Virginia Gov. Ralph Northam is reportedly taking a break from wearing blackface or a KKK mask himself to announce the removal of an iconic Confederate statue from its prominent place on Richmond’s Monument Avenue, where it has stood for more than 100 years.
The statue of Confederate General Robert E. Lee, one of the city’s most famous historical landmarks, was erected in 1890. Civil rights activists and local and state lawmakers, most of them Democrats, have fought for years to have the statue removed, saying its presence causes emotional harm to the city's black residents. Now, after nearly a week of unrest following the death of a black Minneapolis man at the hands of a white police officer, Northam is expected to officially announce the statue's removal Thursday.
It's not yet known when the statue will actually be taken down.

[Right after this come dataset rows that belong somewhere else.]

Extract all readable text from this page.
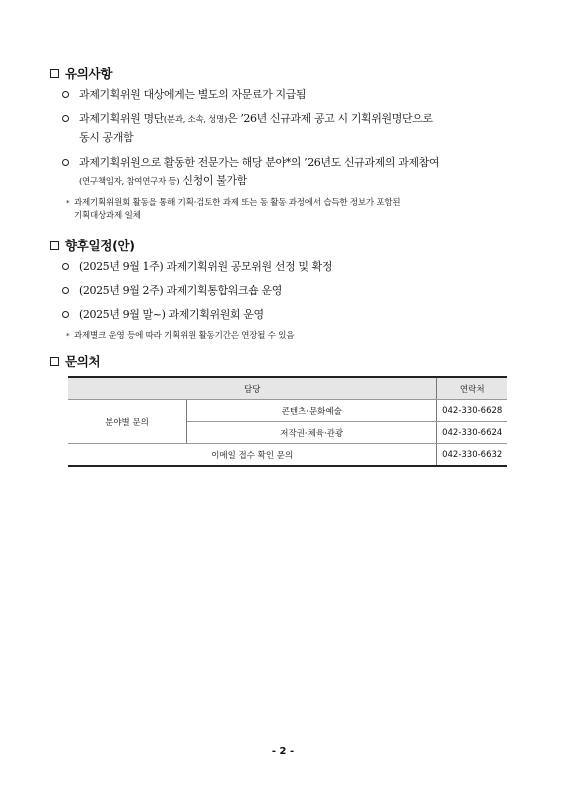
유의사항
과제기획위원 대상에게는 별도의 자문료가 지급됨
과제기획위원 명단(분과, 소속, 성명)은 ’26년 신규과제 공고 시 기획위원명단으로
동시 공개함
과제기획위원으로 활동한 전문가는 해당 분야*의 ’26년도 신규과제의 과제참여
(연구책임자, 참여연구자 등) 신청이 불가함
* 과제기획위원회 활동을 통해 기획·검토한 과제 또는 동 활동 과정에서 습득한 정보가 포함된
기획대상과제 일체
향후일정(안)
(2025년 9월 1주) 과제기획위원 공모위원 선정 및 확정
(2025년 9월 2주) 과제기획통합워크숍 운영
(2025년 9월 말~) 과제기획위원회 운영
* 과제별크 운영 등에 따라 기획위원 활동기간은 연장될 수 있음
문의처
담당		연락처
분야별 문의	콘텐츠·문화예술	042-330-6628
	저작권·체육·관광	042-330-6624
이메일 접수 확인 문의		042-330-6632
- 2 -
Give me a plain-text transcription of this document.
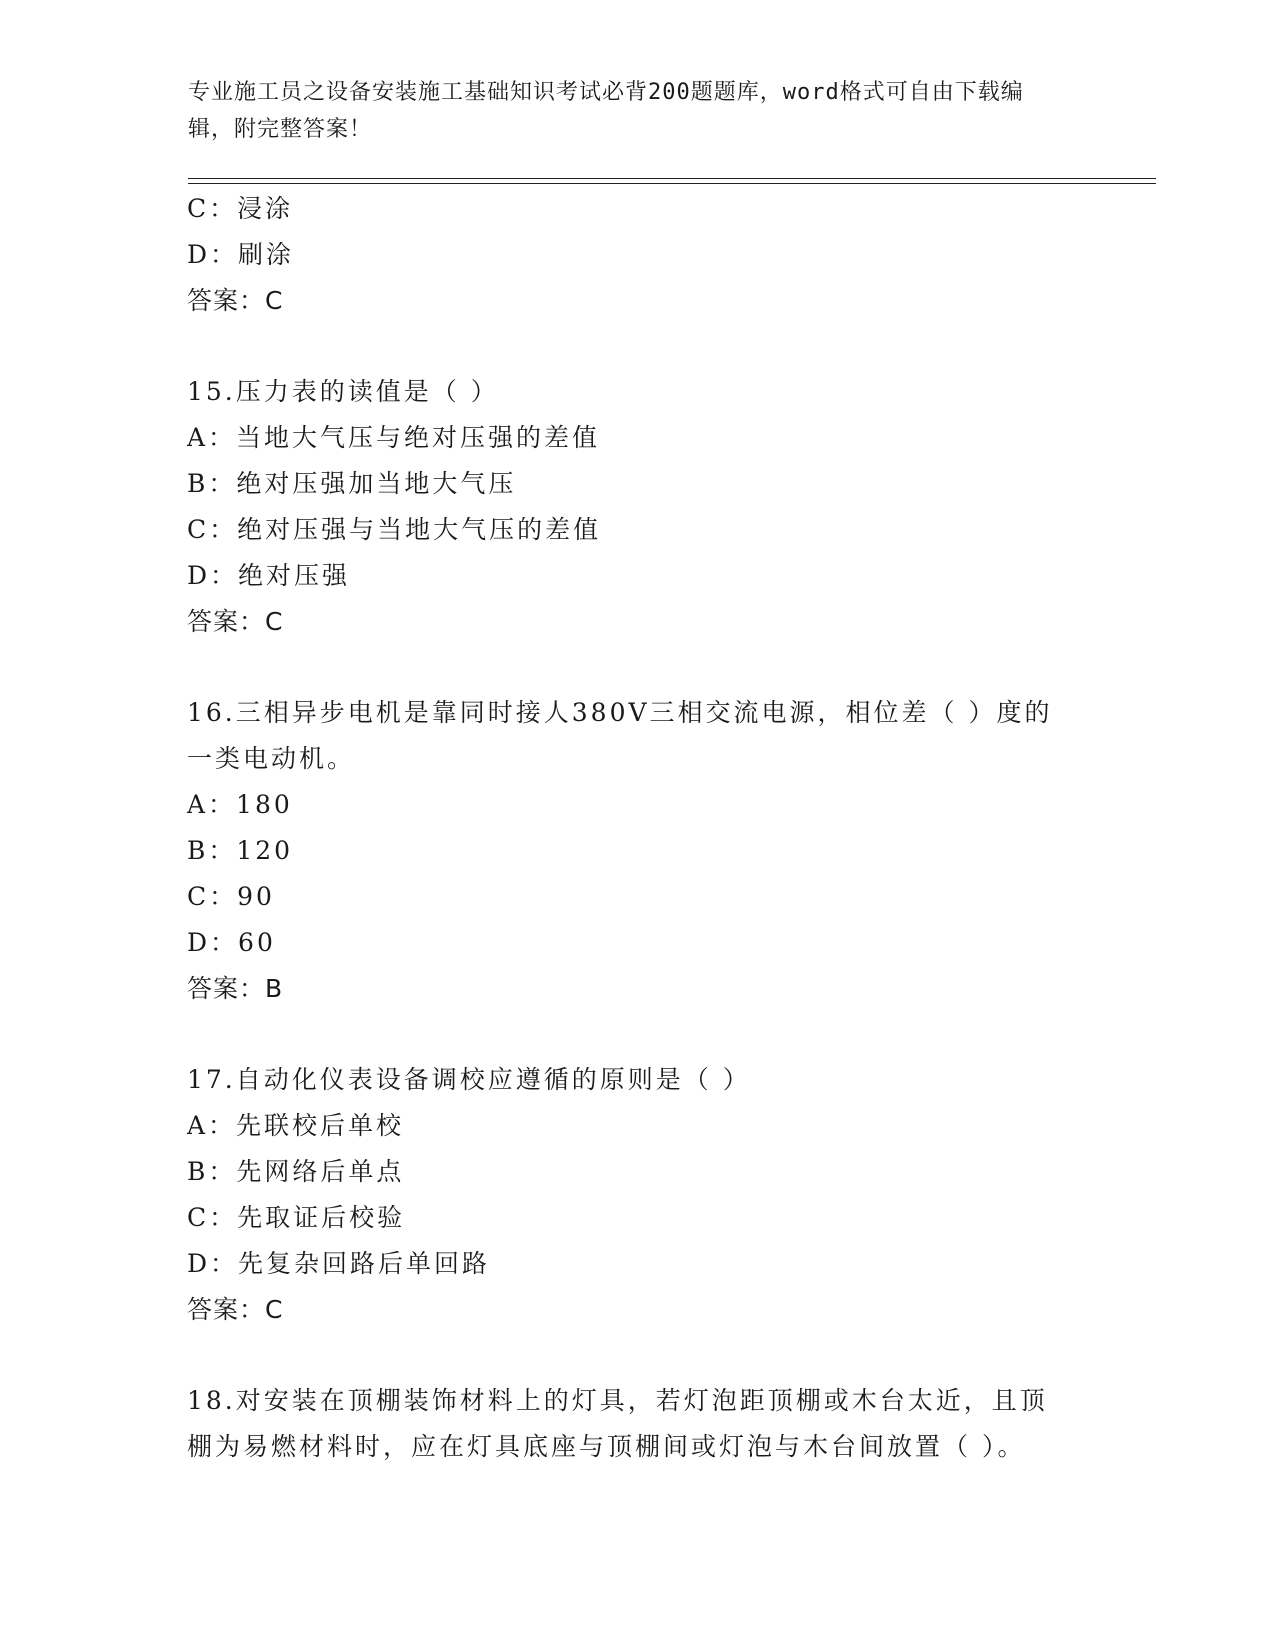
专业施工员之设备安装施工基础知识考试必背200题题库，word格式可自由下载编辑，附完整答案！
C：浸涂
D：刷涂
答案：C
15.压力表的读值是（ ）
A：当地大气压与绝对压强的差值
B：绝对压强加当地大气压
C：绝对压强与当地大气压的差值
D：绝对压强
答案：C
16.三相异步电机是靠同时接人380V三相交流电源，相位差（ ）度的一类电动机。
A：180
B：120
C：90
D：60
答案：B
17.自动化仪表设备调校应遵循的原则是（ ）
A：先联校后单校
B：先网络后单点
C：先取证后校验
D：先复杂回路后单回路
答案：C
18.对安装在顶棚装饰材料上的灯具，若灯泡距顶棚或木台太近，且顶棚为易燃材料时，应在灯具底座与顶棚间或灯泡与木台间放置（ ）。
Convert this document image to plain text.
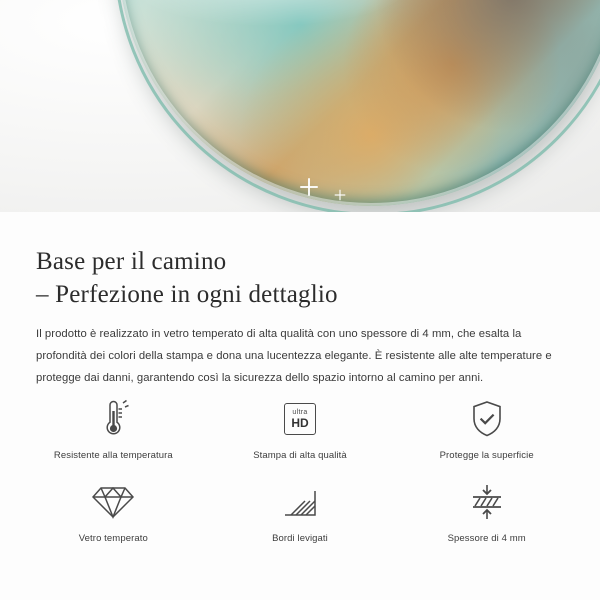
Base per il camino
– Perfezione in ogni dettaglio

Il prodotto è realizzato in vetro temperato di alta qualità con uno spessore di 4 mm, che esalta la profondità dei colori della stampa e dona una lucentezza elegante. È resistente alle alte temperature e protegge dai danni, garantendo così la sicurezza dello spazio intorno al camino per anni.

Resistente alla temperatura
ultra
HD
Stampa di alta qualità	Protegge la superficie
Vetro temperato	Bordi levigati	Spessore di 4 mm
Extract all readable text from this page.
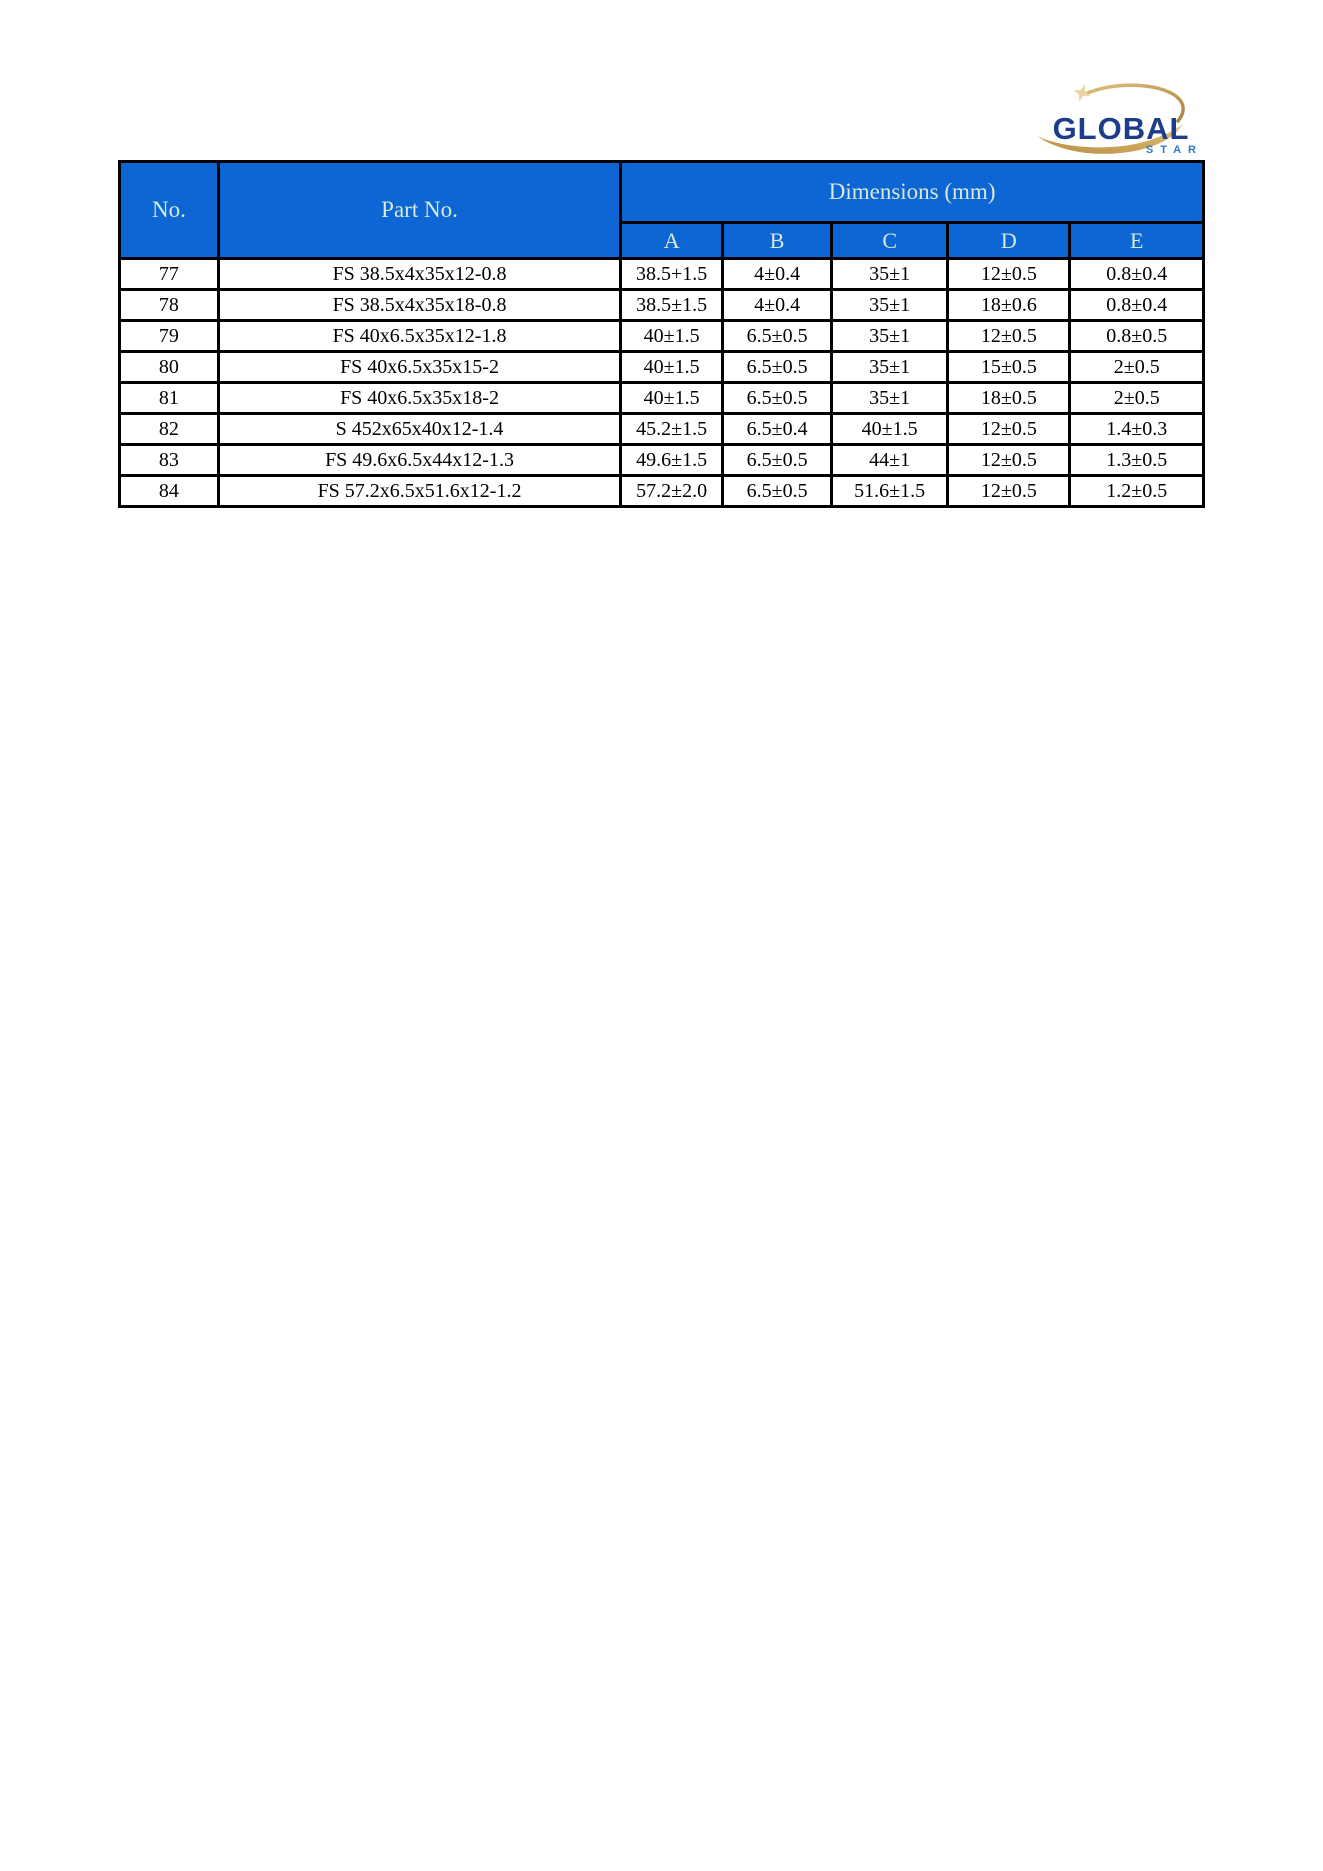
GLOBAL
STAR
No.	Part No.	Dimensions (mm)				
		A	B	C	D	E
77	FS 38.5x4x35x12-0.8	38.5+1.5	4±0.4	35±1	12±0.5	0.8±0.4
78	FS 38.5x4x35x18-0.8	38.5±1.5	4±0.4	35±1	18±0.6	0.8±0.4
79	FS 40x6.5x35x12-1.8	40±1.5	6.5±0.5	35±1	12±0.5	0.8±0.5
80	FS 40x6.5x35x15-2	40±1.5	6.5±0.5	35±1	15±0.5	2±0.5
81	FS 40x6.5x35x18-2	40±1.5	6.5±0.5	35±1	18±0.5	2±0.5
82	S 452x65x40x12-1.4	45.2±1.5	6.5±0.4	40±1.5	12±0.5	1.4±0.3
83	FS 49.6x6.5x44x12-1.3	49.6±1.5	6.5±0.5	44±1	12±0.5	1.3±0.5
84	FS 57.2x6.5x51.6x12-1.2	57.2±2.0	6.5±0.5	51.6±1.5	12±0.5	1.2±0.5
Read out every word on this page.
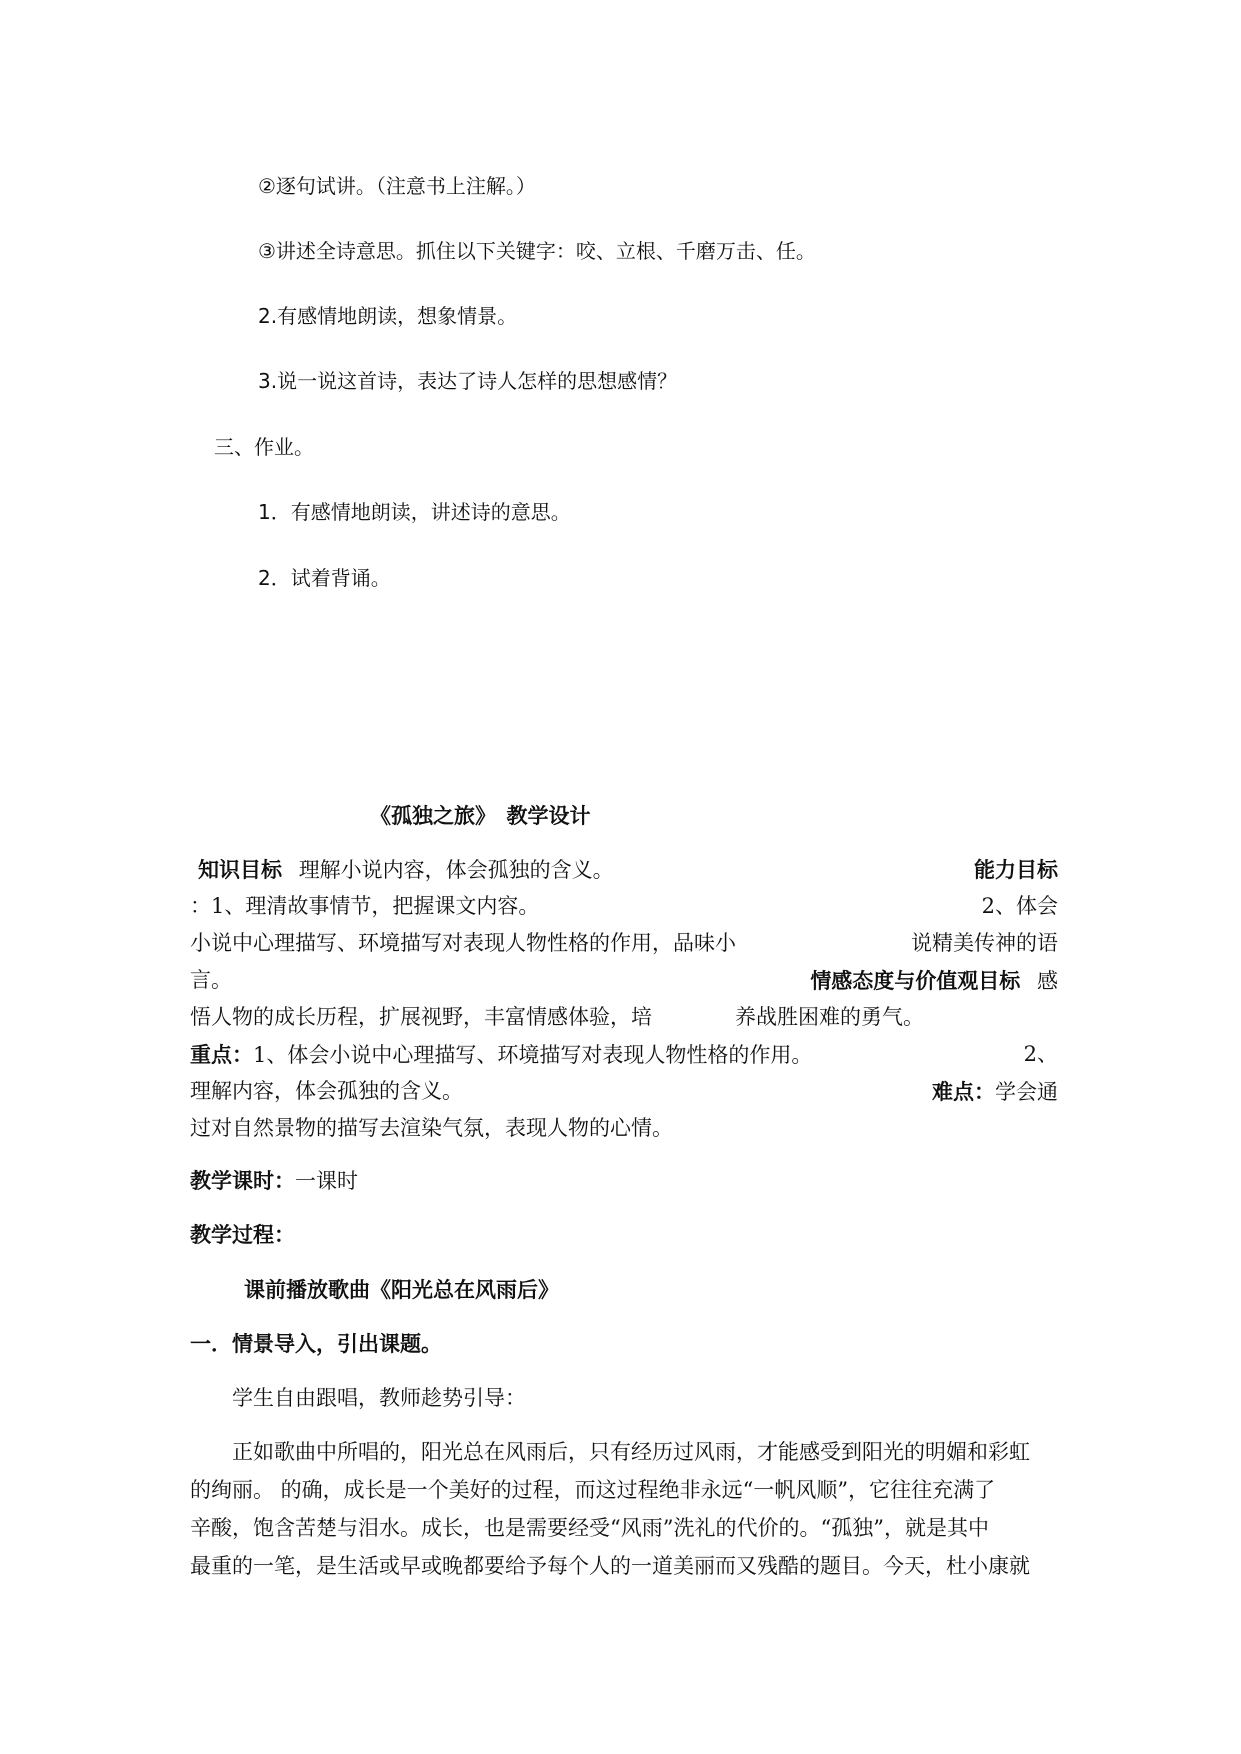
②逐句试讲。（注意书上注解。）
③讲述全诗意思。抓住以下关键字：咬、立根、千磨万击、任。
2.有感情地朗读，想象情景。
3.说一说这首诗，表达了诗人怎样的思想感情？
三、作业。
1．有感情地朗读，讲述诗的意思。
2．试着背诵。
《孤独之旅》　教学设计
知识目标 理解小说内容，体会孤独的含义。	能力目标
：1、理清故事情节，把握课文内容。	2、体会
小说中心理描写、环境描写对表现人物性格的作用，品味小	说精美传神的语
言。	情感态度与价值观目标 感
悟人物的成长历程，扩展视野，丰富情感体验，培	养战胜困难的勇气。
重点：1、体会小说中心理描写、环境描写对表现人物性格的作用。	2、
理解内容，体会孤独的含义。	难点：学会通
过对自然景物的描写去渲染气氛，表现人物的心情。
教学课时：一课时
教学过程：
课前播放歌曲《阳光总在风雨后》
一．情景导入，引出课题。
学生自由跟唱，教师趁势引导：
正如歌曲中所唱的，阳光总在风雨后，只有经历过风雨，才能感受到阳光的明媚和彩虹
的绚丽。 的确，成长是一个美好的过程，而这过程绝非永远“一帆风顺”，它往往充满了
辛酸，饱含苦楚与泪水。成长，也是需要经受“风雨”洗礼的代价的。“孤独”，就是其中
最重的一笔，是生活或早或晚都要给予每个人的一道美丽而又残酷的题目。今天，杜小康就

The Lee statue is one of five Confederate monuments along Monument Avenue. The other four commemorate J.E.B. Stuart, Jefferson Davis, Thomas "Stonewall" Jackson, and Confederate Navy officer Matthew Fontaine Maury. Richmond Mayor Levar Stoney announced on Wednesday that he will introduce an ordinance on July 1 to also remove these four statues in addition to the iconic Lee monument.
“[T]times have changed, and removing these statues will allow the healing process to begin for so many Black Richmonders and Virginians. Richmond is no longer the Capital of the Confederacy – it is filled with diversity and love for all – and we need to demonstrate that,” Stoney said.
A similar statue of a Confederate soldier in nearby Alexandria, Virginia, was removed by its owners, the United Daughters of the Confederacy, earlier this week.
As for the street itself, neither the governor nor the mayor have announced whether “Monument Avenue” will retain its name once all the monuments are gone.